Lire la chronique d' Amid Faljaoui
Comment L’Europe met en place l’effondrement du système financier russe
Bravo ! Franchement, il n’y a pas d’autres mots à dire aux Occidentaux. En quelques jours, alors que l’on considérait que les réactions étaient trop molles face à l’invasion de l’Ukraine par la Russie, l’Occident est passé à la vitesse supérieure en matière de sanctions économiques.
Pendant que Poutine menace d’utiliser l’arme nucléaire sans qu’on sache s’il bluffe ou pas, les Européens ont enfin décidé d’utiliser l’arme atomique… financière ! Autrement dit, ils se sont enfin mis d’accord pour retirer les banques russes de la messagerie financière Swift, basée en Belgique. Autant dire qu’il sera très compliqué pour les banques russes d’exercer leur métier à l’international, sans oublier que ce retrait transforme la Russie en paria du système financier international.
Poutine rejoint désormais un club composé de l’Iran, la Corée du Nord et le Venezuela. Bref, rien de très glorieux pour le nouveau Tsar de Russie. Et ça, soulignons-le, c’est une victoire des Européens qui se sont enfin soudés. N’oublions qu’il y a quelques jours encore les Allemands et les Italiens étaient très réticents à employer cette bombe atomique financière du fait de leur dépendance au gaz russe. L’Europe a donc pu dépasser ses égoïsmes nationaux et a compris que pour faire mal aux Russes, il fallait accepter d’avoir mal soi-même avec une hausse du prix de l’énergie.
Mais ce n’est pas tout, dans ce qui pourrait être une guerre d’usure, les Européens et les autres Occidentaux se sont aussi mis d’accord pour geler les avoirs étrangers (devises, or) de la banque centrale russe.
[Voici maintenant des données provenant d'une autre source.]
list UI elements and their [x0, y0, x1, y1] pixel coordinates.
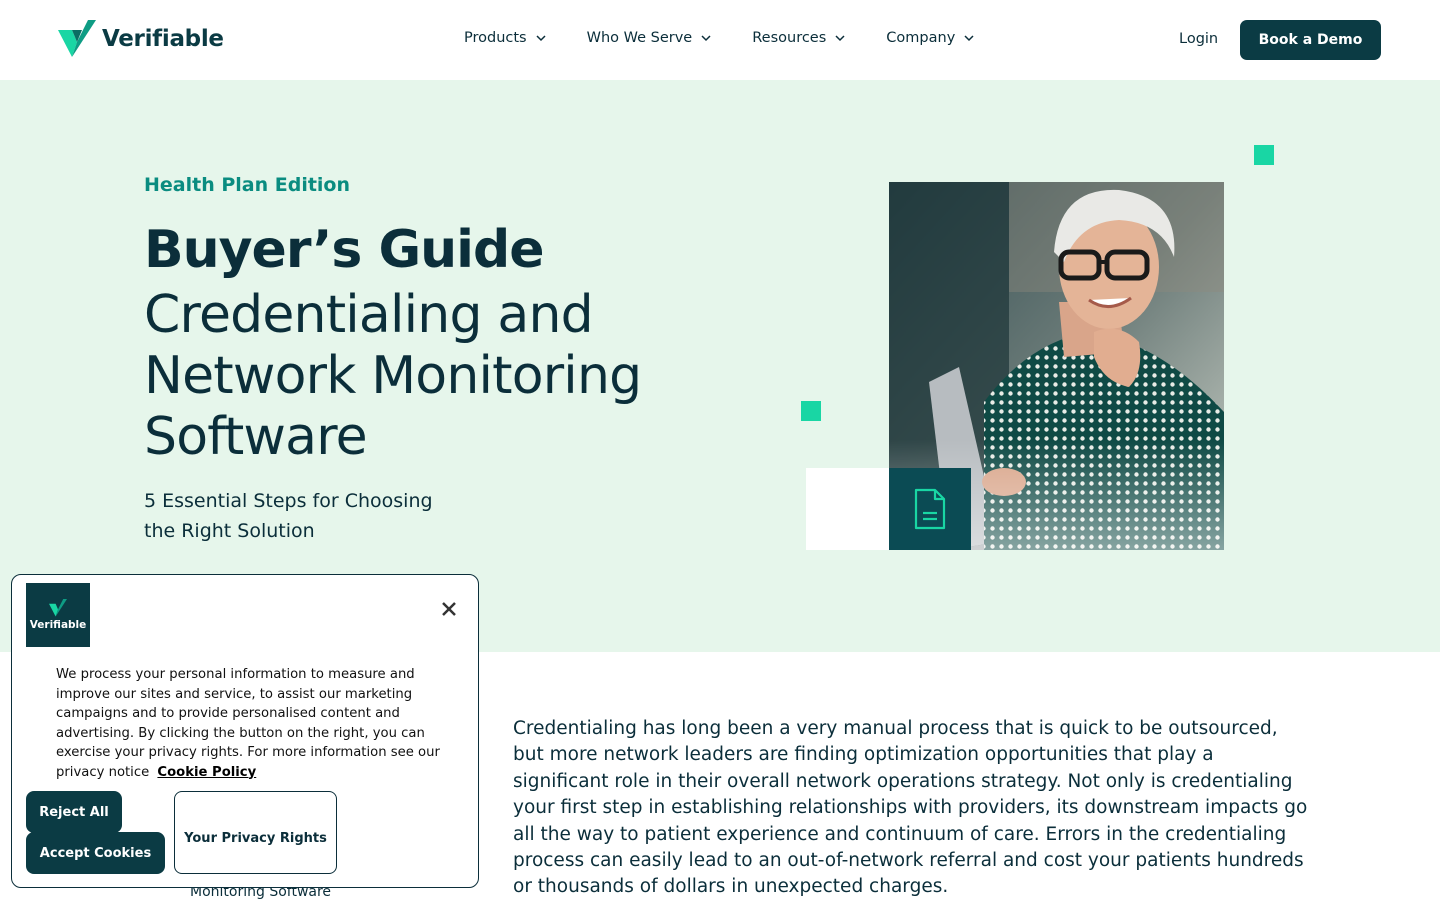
hero-section: Health Plan Edition Buyer’s Guide Creden… [0, 80, 1440, 652]
cookie-policy-link[interactable]: Cookie Policy [157, 765, 256, 780]
book-demo-button[interactable]: Book a Demo [1240, 20, 1381, 60]
decorative-white-block [806, 468, 889, 550]
cookie-body-text: We process your personal information to … [56, 667, 440, 780]
logo[interactable]: Verifiable [58, 20, 224, 58]
decorative-square [1254, 145, 1274, 165]
cookie-banner: Verifiable We process your personal info… [11, 574, 479, 888]
document-badge [889, 468, 971, 550]
verifiable-logo-icon [49, 599, 67, 617]
login-link[interactable]: Login [1179, 31, 1218, 47]
chevron-down-icon [701, 35, 711, 42]
chevron-down-icon [835, 35, 845, 42]
close-icon[interactable] [439, 599, 459, 619]
decorative-square [801, 401, 821, 421]
hero-title-bold: Buyer’s Guide [144, 220, 544, 280]
hero-subtitle: 5 Essential Steps for Choosing the Right… [144, 490, 433, 542]
verifiable-logo-icon [58, 20, 96, 57]
reject-all-button[interactable]: Reject All [26, 791, 122, 833]
accept-cookies-button[interactable]: Accept Cookies [26, 832, 165, 874]
chevron-down-icon [536, 35, 546, 42]
nav-who-we-serve[interactable]: Who We Serve [587, 30, 713, 46]
intro-paragraph: Credentialing has long been a very manua… [513, 718, 1308, 898]
cookie-logo-text: Verifiable [29, 619, 87, 631]
nav-company-label: Company [886, 30, 956, 46]
nav-resources-label: Resources [752, 30, 827, 46]
cookie-text: We process your personal information to … [56, 665, 446, 782]
document-icon [914, 488, 946, 530]
nav-company[interactable]: Company [886, 30, 975, 46]
nav-who-we-serve-label: Who We Serve [586, 30, 693, 46]
hero-eyebrow: Health Plan Edition [144, 174, 351, 196]
nav-resources[interactable]: Resources [752, 30, 846, 46]
logo-text: Verifiable [102, 26, 224, 52]
privacy-rights-button[interactable]: Your Privacy Rights [174, 791, 337, 874]
site-header: Verifiable Products Who We Serve Resourc… [0, 0, 1440, 80]
nav-products[interactable]: Products [464, 30, 547, 46]
main-nav: Products Who We Serve Resources Company [464, 30, 1015, 46]
hero-title-light: Credentialing and Network Monitoring Sof… [144, 285, 642, 467]
cookie-banner-logo: Verifiable [26, 583, 90, 647]
chevron-down-icon [964, 35, 974, 42]
nav-products-label: Products [464, 30, 527, 46]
Bravo, là encore, car c’est une première historique pour un pays du G20. La banque centrale russe ne pourra donc plus défendre efficacement le rouble sa monnaie nationale. En d’autres mots, l’inflation va exploser en Russie et faire mal aux citoyens pour les forcer à faire pression sur leur dirigeant. Soyons clair, avec toutes ces mesures financières, ce qu’espère l’Occident, c’est que les citoyens russes vont prendre peur, qu’ils vont vouloir retirer en urgence des sommes d’argent de leurs banques, qu’ils vont provoquer un “bank run” ou panique bancaire. Bref, en un mot comme en cent, c’est l’effondrement du système financier russe qui a été mis en place par l’Europe et ses alliés.
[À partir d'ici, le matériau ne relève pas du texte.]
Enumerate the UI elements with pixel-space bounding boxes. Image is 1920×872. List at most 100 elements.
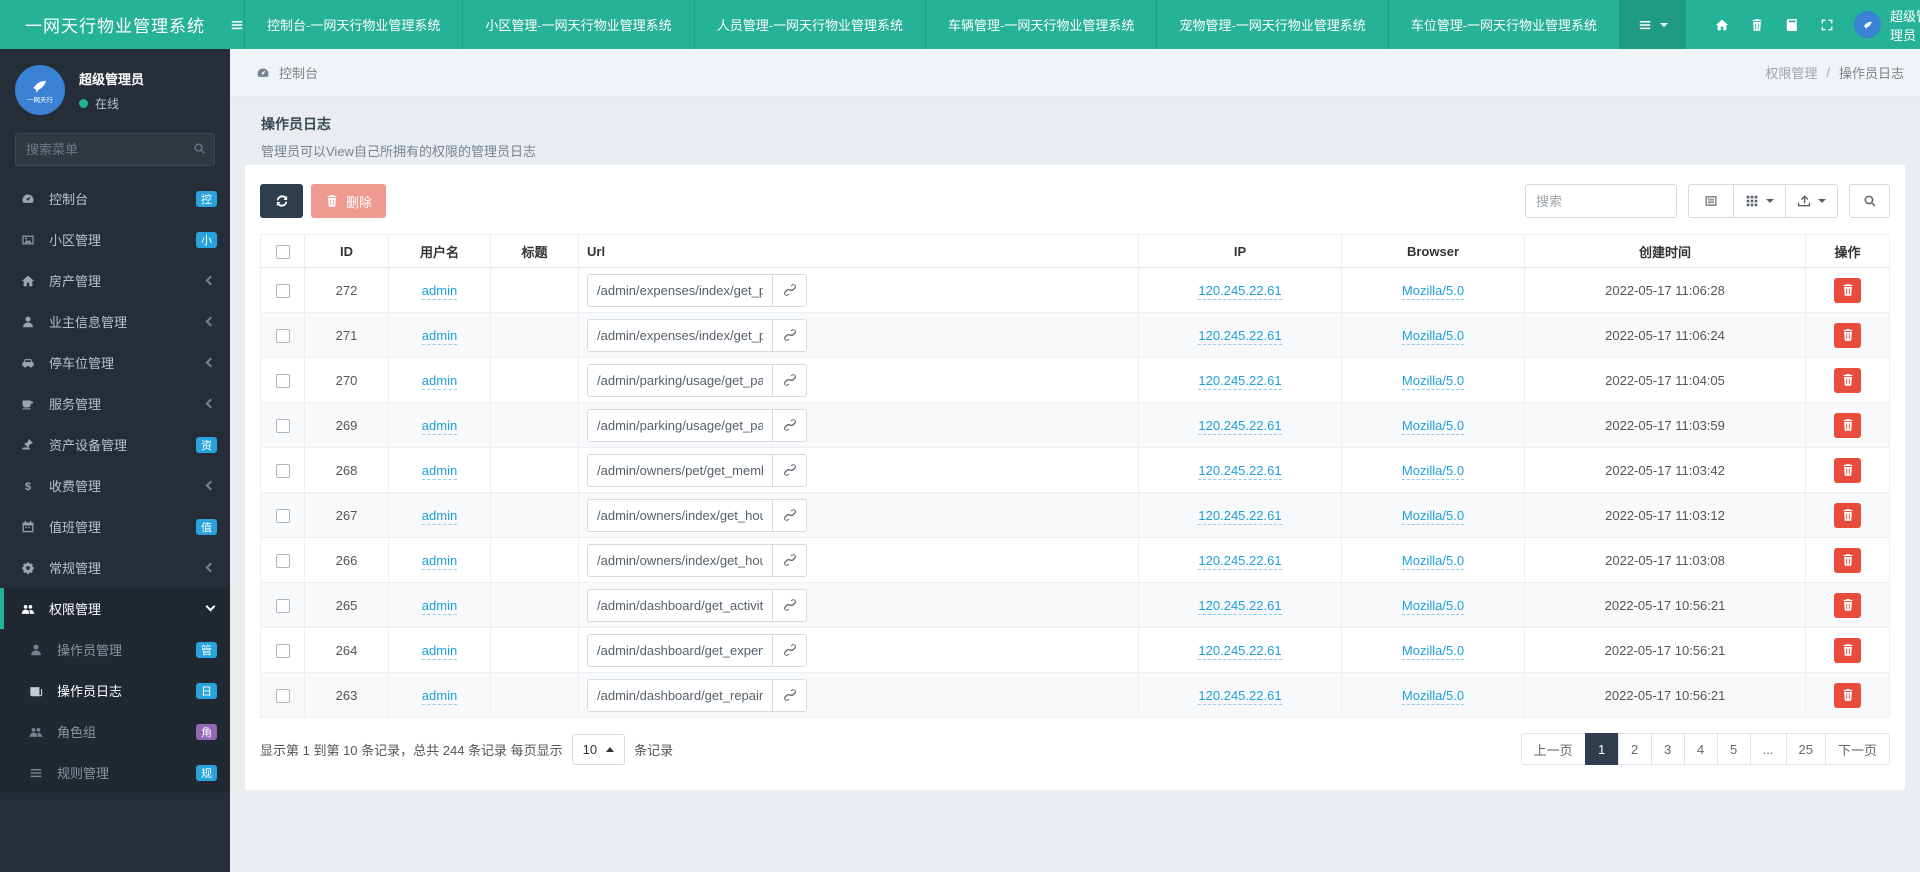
sidebar-item-操作员日志[interactable]: 操作员日志 日 [0,670,230,711]
row-checkbox[interactable] [275,553,290,568]
username-link[interactable]: admin [421,327,458,345]
open-url-button[interactable] [773,363,807,397]
username-link[interactable]: admin [421,462,458,480]
column-header-browser[interactable]: Browser [1341,234,1525,268]
pagination-item[interactable]: 5 [1716,733,1751,765]
open-url-button[interactable] [773,408,807,442]
browser-link[interactable]: Mozilla/5.0 [1401,642,1465,660]
row-delete-button[interactable] [1834,502,1861,528]
column-header-title[interactable]: 标题 [490,234,579,268]
browser-link[interactable]: Mozilla/5.0 [1401,462,1465,480]
row-checkbox[interactable] [275,373,290,388]
breadcrumb[interactable]: 控制台 [256,63,318,82]
browser-link[interactable]: Mozilla/5.0 [1401,507,1465,525]
ip-link[interactable]: 120.245.22.61 [1198,417,1282,435]
delete-button[interactable]: 删除 [311,184,387,218]
sidebar-item-小区管理[interactable]: 小区管理 小 [0,219,230,260]
ip-link[interactable]: 120.245.22.61 [1198,327,1282,345]
username-link[interactable]: admin [421,552,458,570]
pagination-item[interactable]: 2 [1617,733,1652,765]
sidebar-item-服务管理[interactable]: 服务管理 [0,383,230,424]
open-url-button[interactable] [773,273,807,307]
row-delete-button[interactable] [1834,412,1861,438]
tabs-menu-dropdown[interactable] [1620,0,1687,49]
username-link[interactable]: admin [421,372,458,390]
pagination-item[interactable]: 上一页 [1520,733,1586,765]
row-checkbox[interactable] [275,688,290,703]
pagination-page-active[interactable]: 1 [1584,733,1619,765]
row-checkbox[interactable] [275,643,290,658]
navbar-tab[interactable]: 车位管理-一网天行物业管理系统 [1387,0,1621,49]
pagination-item[interactable]: 25 [1785,733,1826,765]
username-link[interactable]: admin [421,282,458,300]
ip-link[interactable]: 120.245.22.61 [1198,642,1282,660]
search-button[interactable] [1849,184,1890,218]
ip-link[interactable]: 120.245.22.61 [1198,372,1282,390]
username-link[interactable]: admin [421,642,458,660]
sidebar-item-房产管理[interactable]: 房产管理 [0,260,230,301]
log-book-button[interactable] [1774,0,1809,49]
url-input[interactable] [587,408,773,442]
select-all-checkbox[interactable] [275,244,290,259]
row-delete-button[interactable] [1834,277,1861,303]
column-header-id[interactable]: ID [304,234,389,268]
row-checkbox[interactable] [275,598,290,613]
sidebar-item-操作员管理[interactable]: 操作员管理 管 [0,629,230,670]
pagination-item[interactable]: 4 [1683,733,1718,765]
row-delete-button[interactable] [1834,592,1861,618]
open-url-button[interactable] [773,633,807,667]
pagination-item[interactable]: 3 [1650,733,1685,765]
row-checkbox[interactable] [275,508,290,523]
column-header-url[interactable]: Url [578,234,1139,268]
refresh-button[interactable] [260,184,303,218]
navbar-tab[interactable]: 控制台-一网天行物业管理系统 [244,0,462,49]
menu-search-input[interactable] [15,133,215,166]
ip-link[interactable]: 120.245.22.61 [1198,462,1282,480]
ip-link[interactable]: 120.245.22.61 [1198,687,1282,705]
open-url-button[interactable] [773,543,807,577]
browser-link[interactable]: Mozilla/5.0 [1401,417,1465,435]
sidebar-item-收费管理[interactable]: $ 收费管理 [0,465,230,506]
browser-link[interactable]: Mozilla/5.0 [1401,552,1465,570]
export-button[interactable] [1785,184,1838,218]
username-link[interactable]: admin [421,507,458,525]
row-checkbox[interactable] [275,283,290,298]
row-checkbox[interactable] [275,328,290,343]
url-input[interactable] [587,453,773,487]
ip-link[interactable]: 120.245.22.61 [1198,282,1282,300]
sidebar-item-控制台[interactable]: 控制台 控 [0,178,230,219]
url-input[interactable] [587,498,773,532]
sidebar-item-资产设备管理[interactable]: 资产设备管理 资 [0,424,230,465]
sidebar-toggle-button[interactable] [230,0,244,49]
column-header-ip[interactable]: IP [1138,234,1342,268]
sidebar-item-规则管理[interactable]: 规则管理 规 [0,752,230,793]
sidebar-item-权限管理[interactable]: 权限管理 [0,588,230,629]
sidebar-item-常规管理[interactable]: 常规管理 [0,547,230,588]
pagination-item[interactable]: 下一页 [1824,733,1890,765]
fullscreen-button[interactable] [1809,0,1844,49]
column-header-created[interactable]: 创建时间 [1524,234,1806,268]
page-size-select[interactable]: 10 [571,733,626,765]
url-input[interactable] [587,543,773,577]
browser-link[interactable]: Mozilla/5.0 [1401,282,1465,300]
navbar-tab[interactable]: 小区管理-一网天行物业管理系统 [462,0,693,49]
url-input[interactable] [587,318,773,352]
row-delete-button[interactable] [1834,457,1861,483]
user-avatar[interactable]: 一网天行 [15,65,65,115]
row-delete-button[interactable] [1834,547,1861,573]
row-delete-button[interactable] [1834,367,1861,393]
clear-cache-button[interactable] [1739,0,1774,49]
columns-button[interactable] [1733,184,1786,218]
ip-link[interactable]: 120.245.22.61 [1198,507,1282,525]
open-url-button[interactable] [773,588,807,622]
column-header-username[interactable]: 用户名 [388,234,491,268]
row-checkbox[interactable] [275,463,290,478]
browser-link[interactable]: Mozilla/5.0 [1401,327,1465,345]
navbar-tab[interactable]: 宠物管理-一网天行物业管理系统 [1156,0,1387,49]
navbar-tab[interactable]: 人员管理-一网天行物业管理系统 [693,0,925,49]
url-input[interactable] [587,633,773,667]
ip-link[interactable]: 120.245.22.61 [1198,552,1282,570]
row-delete-button[interactable] [1834,682,1861,708]
url-input[interactable] [587,273,773,307]
username-link[interactable]: admin [421,417,458,435]
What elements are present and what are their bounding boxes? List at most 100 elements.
Comme le soulignait l’Elysée, c’est une manière d’augmenter le prix de la guerre contre l’Ukraine et de forcer Vladimir Poutine à revoir ses plans. Toujours dans l’espoir d’isoler Poutine, les Européens travaillent de concert pour confisquer les avoirs étrangers des milliardaires russes qui ne sont pas encore concernés par les sanctions économiques. Les hauts dirigeants des entreprises publiques sont également visés et même le porte-parole de Poutine est sur cette liste selon l’agence d’informations financières Bloomberg.
Autre bonne nouvelle, les Japonais ont également rejoint cette coalition anti-Poutine car le Japon a peur que cette invasion ne donne des idées à la Chine pour envahir Taïwan. Un sondage récent montre que deux tiers des Japonais s’inquiètent de ce scénario si l’Europe et les Etats-Unis n’arrivent pas à stopper l’invasion de l’Ukraine. Les craintes sont légitimes car c’est sur cette île que sont fabriqués 60% des semi-conducteurs mondiaux. Un blocage de cette île par les Chinois et ce sont deux tiers des usines du monde qui s’arrêtent du jour au lendemain !
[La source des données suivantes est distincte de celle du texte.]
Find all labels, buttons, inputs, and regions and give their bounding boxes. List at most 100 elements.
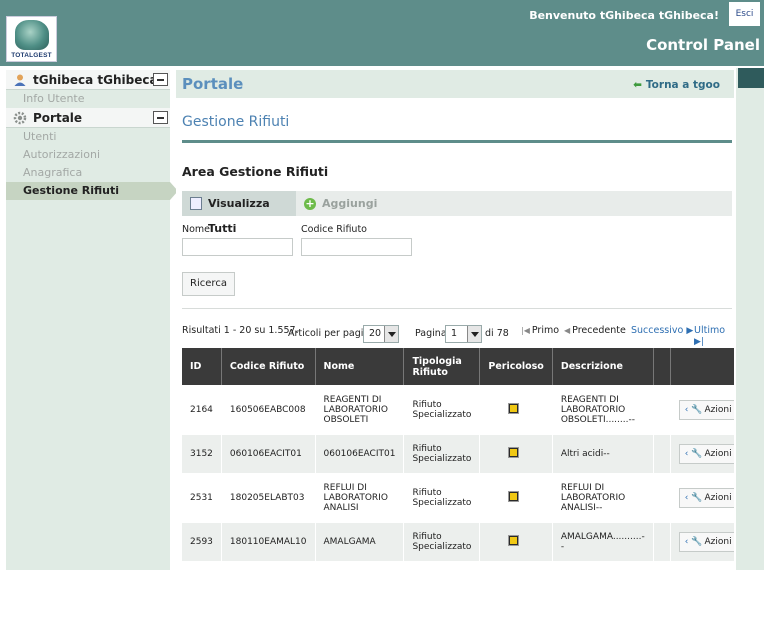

Question : après avoir refusé de mourir pour Kiev, les Occidentaux voudront-ils mourir pour Taipeh ? J’en doute, malgré l’accord liant les Etats-Unis à cette île. La réalité est donc évidente : après le choc du COVID, le citoyen a compris que nous étions entrés dans un monde de chocs successifs – il n’y a hélas plus de répit – un choc succède à un autre. D’ailleurs, les vérités d’hier ne sont plus celles d’aujourd’hui. Deux exemples parmi tant d’autres : les Allemands ont enfin décidé d’augmenter leur budget militaire alors qu’ils s’y refusaient jusqu’à présent à cause de leur passé et les Ecolos seront sans doute amenés à revoir leur attitude à propos de la sortie du nucléaire. Bref, ça tangue de partout et le citoyen devra avoir l’estomac solide pour avaler toutes ces informations anxiogènes tout en gardant espoir dans l’humanité. Avouez qu’il y a des défis plus simples à relever.